Fig. 4: BCLM CNA landscape and gene set enrichment.

a Genome wide purity-adjusted CNA plots of all samples (CSF cfDNA (n = 21), plasma cfDNA (n = 11), primary tumour (n = 18) and metastasis (n = 8) showing frequency of copy number gain (red bars, positive y-axis) and copy number loss (blue bars, negative y-axis) at a gene level. b Volcano plots displaying comparison of CNA frequency per gene, between CSF cfDNA and primary tumours (upper panels) and between CSF cfDNA and plasma cfDNA (lower panels). Delta proportion (y-axis) is the proportional difference in CNA frequency between sample types.
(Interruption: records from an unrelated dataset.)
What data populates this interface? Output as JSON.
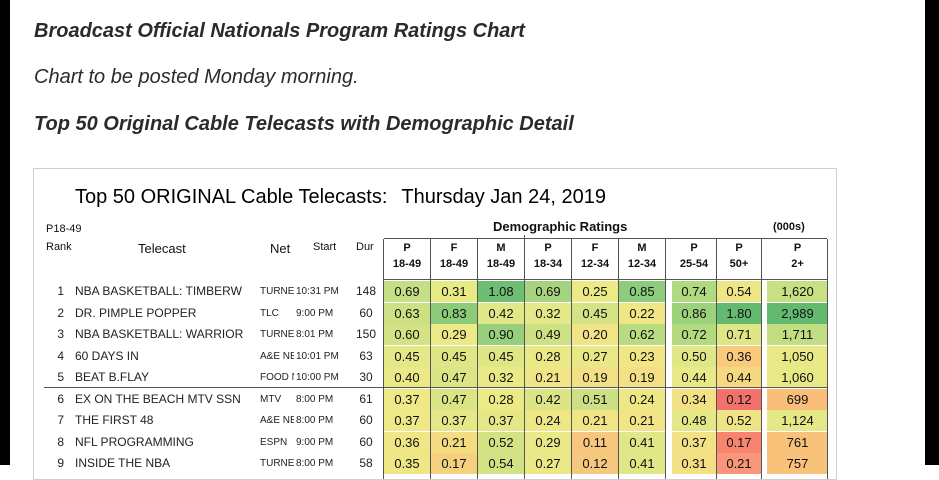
{
  "page": {
    "headline": "Broadcast Official Nationals Program Ratings Chart",
    "note": "Chart to be posted Monday morning.",
    "subheadline": "Top 50 Original Cable Telecasts with Demographic Detail"
  },
  "chart": {
    "title_main": "Top 50 ORIGINAL Cable Telecasts:",
    "title_date": "Thursday Jan 24, 2019",
    "label_p1849": "P18-49",
    "label_rank": "Rank",
    "label_telecast": "Telecast",
    "label_net": "Net",
    "label_start": "Start",
    "label_dur": "Dur",
    "group_demo": "Demographic Ratings",
    "group_000s": "(000s)",
    "columns": [
      {
        "top": "P",
        "bottom": "18-49"
      },
      {
        "top": "F",
        "bottom": "18-49"
      },
      {
        "top": "M",
        "bottom": "18-49"
      },
      {
        "top": "P",
        "bottom": "18-34"
      },
      {
        "top": "F",
        "bottom": "12-34"
      },
      {
        "top": "M",
        "bottom": "12-34"
      },
      {
        "top": "P",
        "bottom": "25-54"
      },
      {
        "top": "P",
        "bottom": "50+"
      },
      {
        "top": "P",
        "bottom": "2+"
      }
    ],
    "rows": [
      {
        "rank": "1",
        "telecast": "NBA BASKETBALL: TIMBERW",
        "net": "TURNER",
        "start": "10:31 PM",
        "dur": "148",
        "values": [
          "0.69",
          "0.31",
          "1.08",
          "0.69",
          "0.25",
          "0.85",
          "0.74",
          "0.54",
          "1,620"
        ],
        "colors": [
          "#c5df86",
          "#e8ea86",
          "#6dbd74",
          "#a6d47e",
          "#ecea86",
          "#8dcc7c",
          "#b1d97f",
          "#eee587",
          "#c8e083"
        ]
      },
      {
        "rank": "2",
        "telecast": "DR. PIMPLE POPPER",
        "net": "TLC",
        "start": "9:00 PM",
        "dur": "60",
        "values": [
          "0.63",
          "0.83",
          "0.42",
          "0.32",
          "0.45",
          "0.22",
          "0.86",
          "1.80",
          "2,989"
        ],
        "colors": [
          "#cde184",
          "#8ccb7a",
          "#e0e787",
          "#e4e888",
          "#d4e385",
          "#f0e686",
          "#9dd27d",
          "#64b970",
          "#64b970"
        ]
      },
      {
        "rank": "3",
        "telecast": "NBA BASKETBALL: WARRIOR",
        "net": "TURNER",
        "start": "8:01 PM",
        "dur": "150",
        "values": [
          "0.60",
          "0.29",
          "0.90",
          "0.49",
          "0.20",
          "0.62",
          "0.72",
          "0.71",
          "1,711"
        ],
        "colors": [
          "#d3e384",
          "#ece987",
          "#98cf7c",
          "#cce183",
          "#f1e486",
          "#b9dc80",
          "#b4da80",
          "#dfe686",
          "#c2de82"
        ]
      },
      {
        "rank": "4",
        "telecast": "60 DAYS IN",
        "net": "A&E NE",
        "start": "10:01 PM",
        "dur": "63",
        "values": [
          "0.45",
          "0.45",
          "0.45",
          "0.28",
          "0.27",
          "0.23",
          "0.50",
          "0.36",
          "1,050"
        ],
        "colors": [
          "#e6e887",
          "#dfe686",
          "#dfe686",
          "#eae986",
          "#e8e887",
          "#f0e686",
          "#e0e787",
          "#f9c97c",
          "#e8e887"
        ]
      },
      {
        "rank": "5",
        "telecast": "BEAT B.FLAY",
        "net": "FOOD N",
        "start": "10:00 PM",
        "dur": "30",
        "values": [
          "0.40",
          "0.47",
          "0.32",
          "0.21",
          "0.19",
          "0.19",
          "0.44",
          "0.44",
          "1,060"
        ],
        "colors": [
          "#ebe987",
          "#dce586",
          "#e9e987",
          "#f1e486",
          "#f3e086",
          "#f3e086",
          "#e9e987",
          "#f5d880",
          "#e8e887"
        ]
      },
      {
        "rank": "6",
        "telecast": "EX ON THE BEACH MTV SSN",
        "net": "MTV",
        "start": "8:00 PM",
        "dur": "61",
        "values": [
          "0.37",
          "0.47",
          "0.28",
          "0.42",
          "0.51",
          "0.24",
          "0.34",
          "0.12",
          "699"
        ],
        "colors": [
          "#eee886",
          "#dce586",
          "#ece987",
          "#dbe586",
          "#cbe084",
          "#eee786",
          "#f3e186",
          "#f3716b",
          "#f8be7a"
        ]
      },
      {
        "rank": "7",
        "telecast": "THE FIRST 48",
        "net": "A&E NE",
        "start": "8:00 PM",
        "dur": "60",
        "values": [
          "0.37",
          "0.37",
          "0.37",
          "0.24",
          "0.21",
          "0.21",
          "0.48",
          "0.52",
          "1,124"
        ],
        "colors": [
          "#eee886",
          "#e6e887",
          "#e6e887",
          "#eee786",
          "#f1e486",
          "#f1e486",
          "#e5e887",
          "#f0e386",
          "#e6e887"
        ]
      },
      {
        "rank": "8",
        "telecast": "NFL PROGRAMMING",
        "net": "ESPN",
        "start": "9:00 PM",
        "dur": "60",
        "values": [
          "0.36",
          "0.21",
          "0.52",
          "0.29",
          "0.11",
          "0.41",
          "0.37",
          "0.17",
          "761"
        ],
        "colors": [
          "#efe786",
          "#f3dc82",
          "#d3e384",
          "#e9e987",
          "#f6c77d",
          "#e0e787",
          "#f3e186",
          "#f7846f",
          "#f9c27b"
        ]
      },
      {
        "rank": "9",
        "telecast": "INSIDE THE NBA",
        "net": "TURNER",
        "start": "8:00 PM",
        "dur": "58",
        "values": [
          "0.35",
          "0.17",
          "0.54",
          "0.27",
          "0.12",
          "0.41",
          "0.31",
          "0.21",
          "757"
        ],
        "colors": [
          "#efe786",
          "#f5d07f",
          "#d0e284",
          "#ebe987",
          "#f5c97d",
          "#e0e787",
          "#f4df84",
          "#f8967a",
          "#f9c27b"
        ]
      }
    ]
  }
}
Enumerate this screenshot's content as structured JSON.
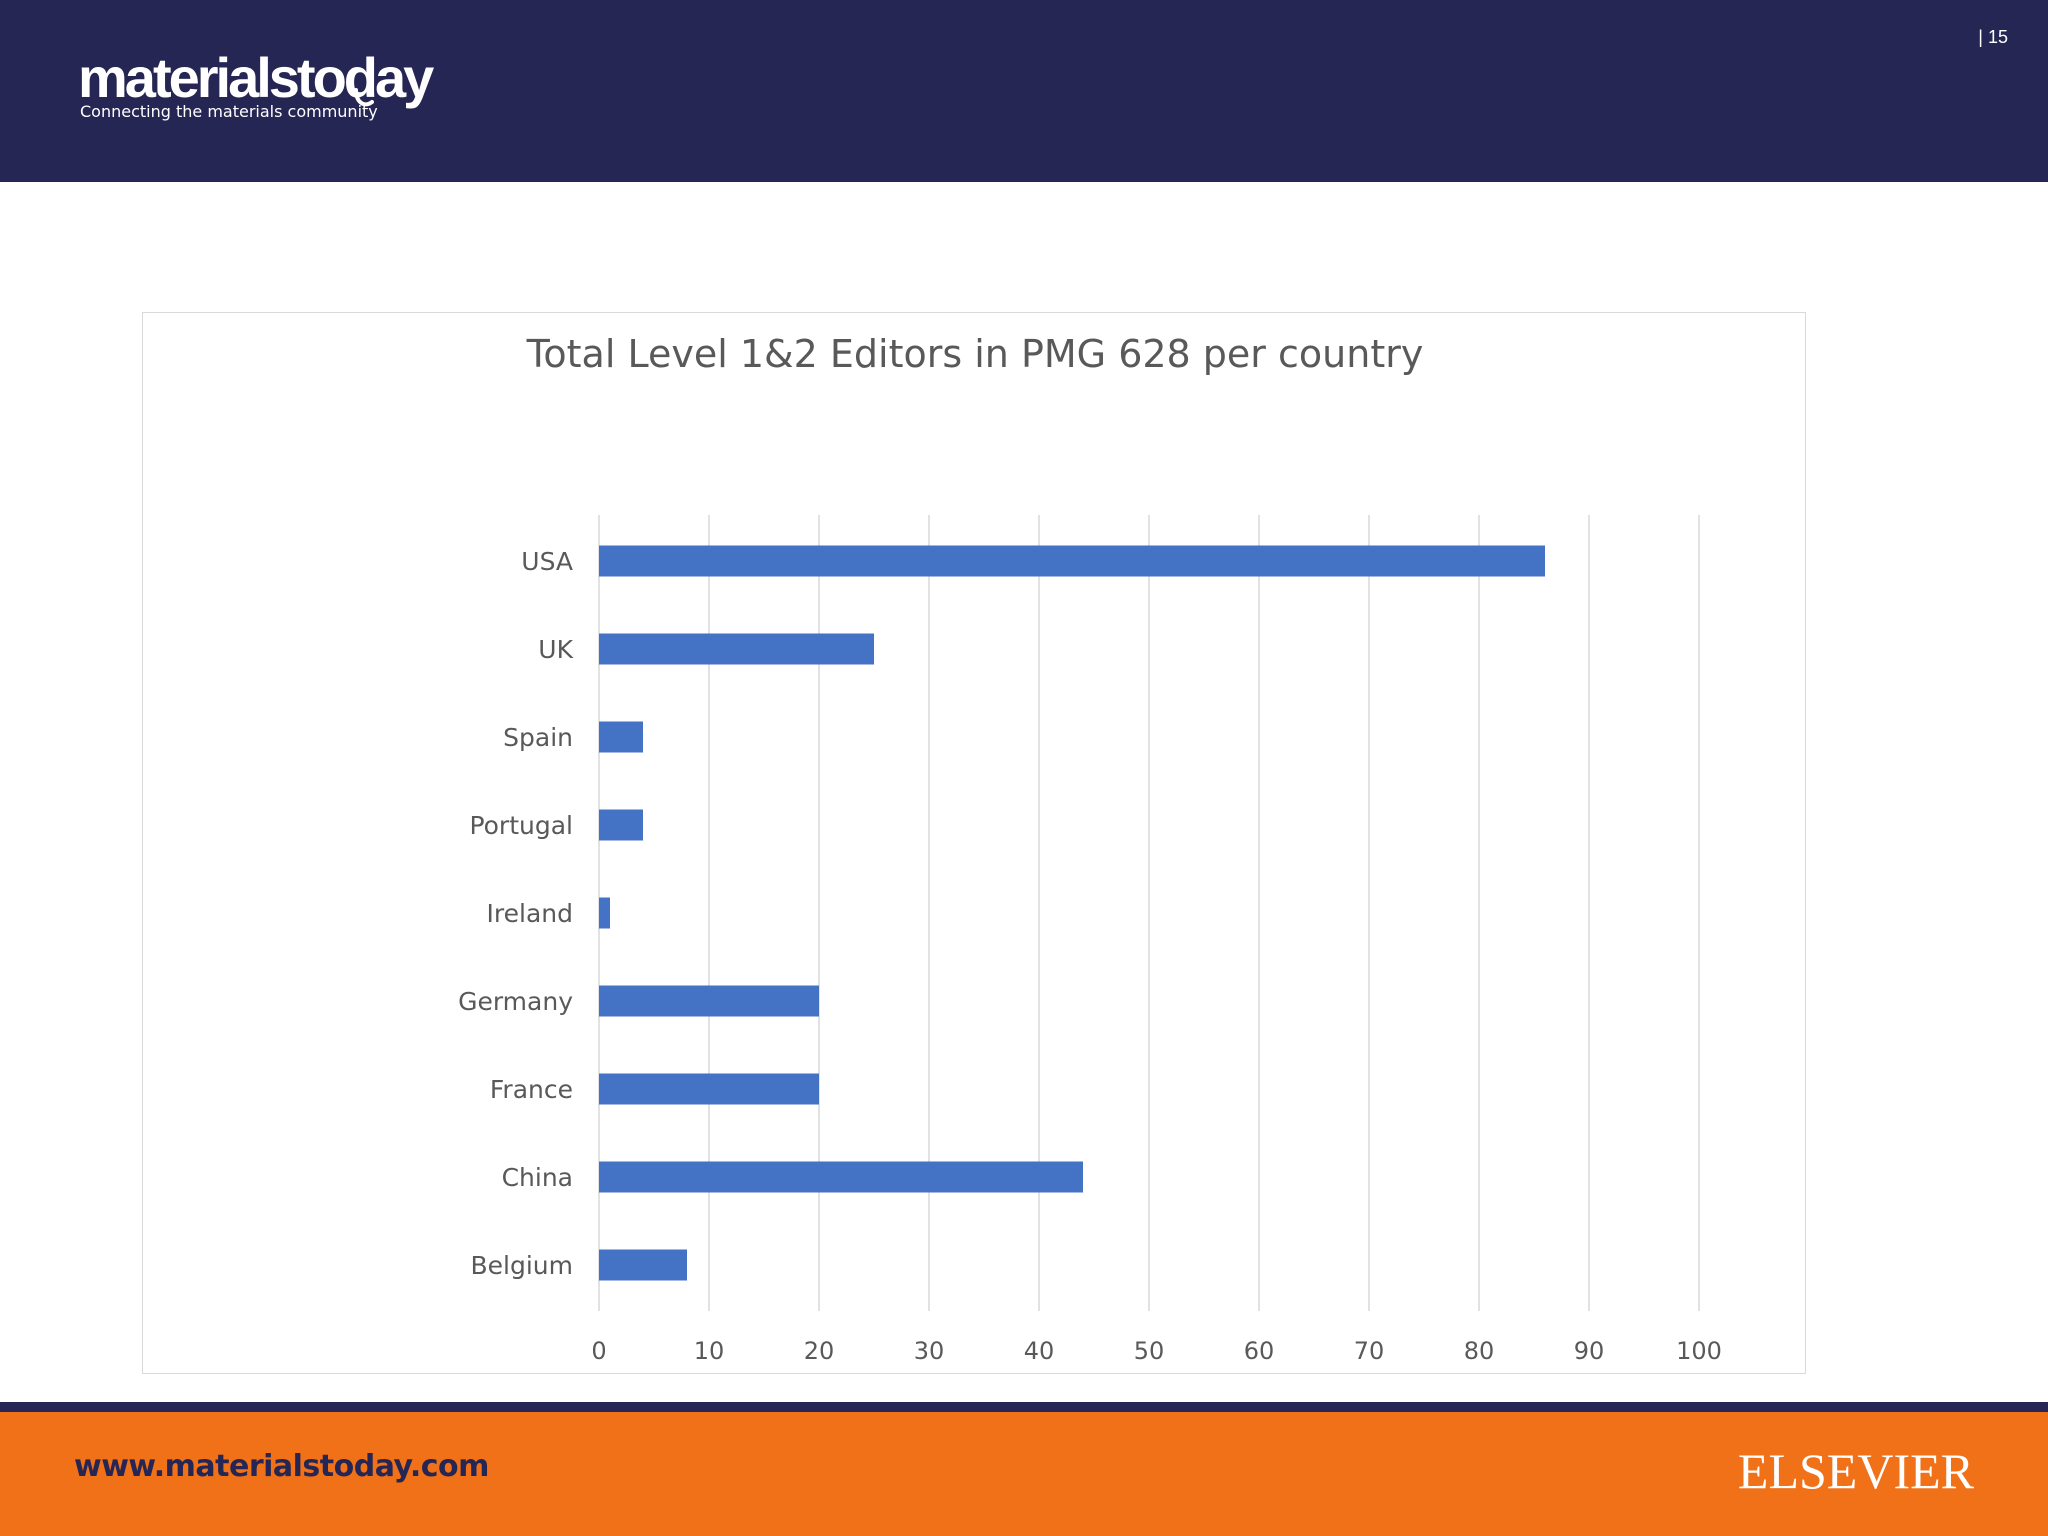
{
  "header": {
    "logo_main": "materialstoday",
    "logo_tagline": "Connecting the materials community",
    "page_number": "|  15"
  },
  "footer": {
    "url": "www.materialstoday.com",
    "brand": "ELSEVIER"
  },
  "colors": {
    "header_bg": "#262654",
    "footer_bg": "#f07118",
    "bar": "#4472c4"
  },
  "chart_data": {
    "type": "bar",
    "orientation": "horizontal",
    "title": "Total Level 1&2 Editors in PMG 628 per country",
    "categories": [
      "USA",
      "UK",
      "Spain",
      "Portugal",
      "Ireland",
      "Germany",
      "France",
      "China",
      "Belgium"
    ],
    "values": [
      86,
      25,
      4,
      4,
      1,
      20,
      20,
      44,
      8
    ],
    "xlim": [
      0,
      100
    ],
    "xticks": [
      "0",
      "10",
      "20",
      "30",
      "40",
      "50",
      "60",
      "70",
      "80",
      "90",
      "100"
    ],
    "xlabel": "",
    "ylabel": "",
    "grid": "vertical",
    "legend": "none"
  }
}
Significance (x-axis, -log₁₀ p-value) obtained by Chi-squared proportion test (two-sided) compares CNA event proportion per gene between sample types (source data are provided as a Source Data file). Gene names are annotated if delta proportion is ≥ ± 0.20 and -log₁₀ p-value ≥ 1.5 (as shown in Supplementary Fig. 15). c Gene set enrichment analysis. Genes enriched for alterations (including non-silent somatic mutation or high-level copy number change) in CSF cfDNA (n = 257) and/or plasma cfDNA (n = 160) vs. matched primary tumour, underwent statistical overrepresentation test using GO biological process (PANTHER). Displayed terms were retained if -log₁₀ p-value was ≥ 3.0 in either sample type (Fisher’s exact test, adjusted for multiple testing using the Benjamini-Hochberg procedure with an overall false discovery rate of < 0.05). d Focused alteration plot of genes from the indicated GO biological processes overrepresented in CSF cfDNA vs. matched primary tumour, but not in plasma cfDNA vs. primary tumour. Banners above indicate; histological subtype (primary tumour) and CDH1 mutation status of CSF cfDNA. Left panel shows gene names and chromosomal location, grouped by GO biological processes. Bars to right show the frequency of gene alteration across CSF cfDNA samples (n = 21) with ‘cfDNA only’ indicating alterations unique to CSF cfDNA or CSF and plasma cfDNA at the time of BCLM diagnosis, and ‘shared’ occurring both in CSF cfDNA and primary tumour or metastasis sample. See Supplementary Fig. 16 for extended data on matched plasma cfDNA, primary tumour and metastasis samples.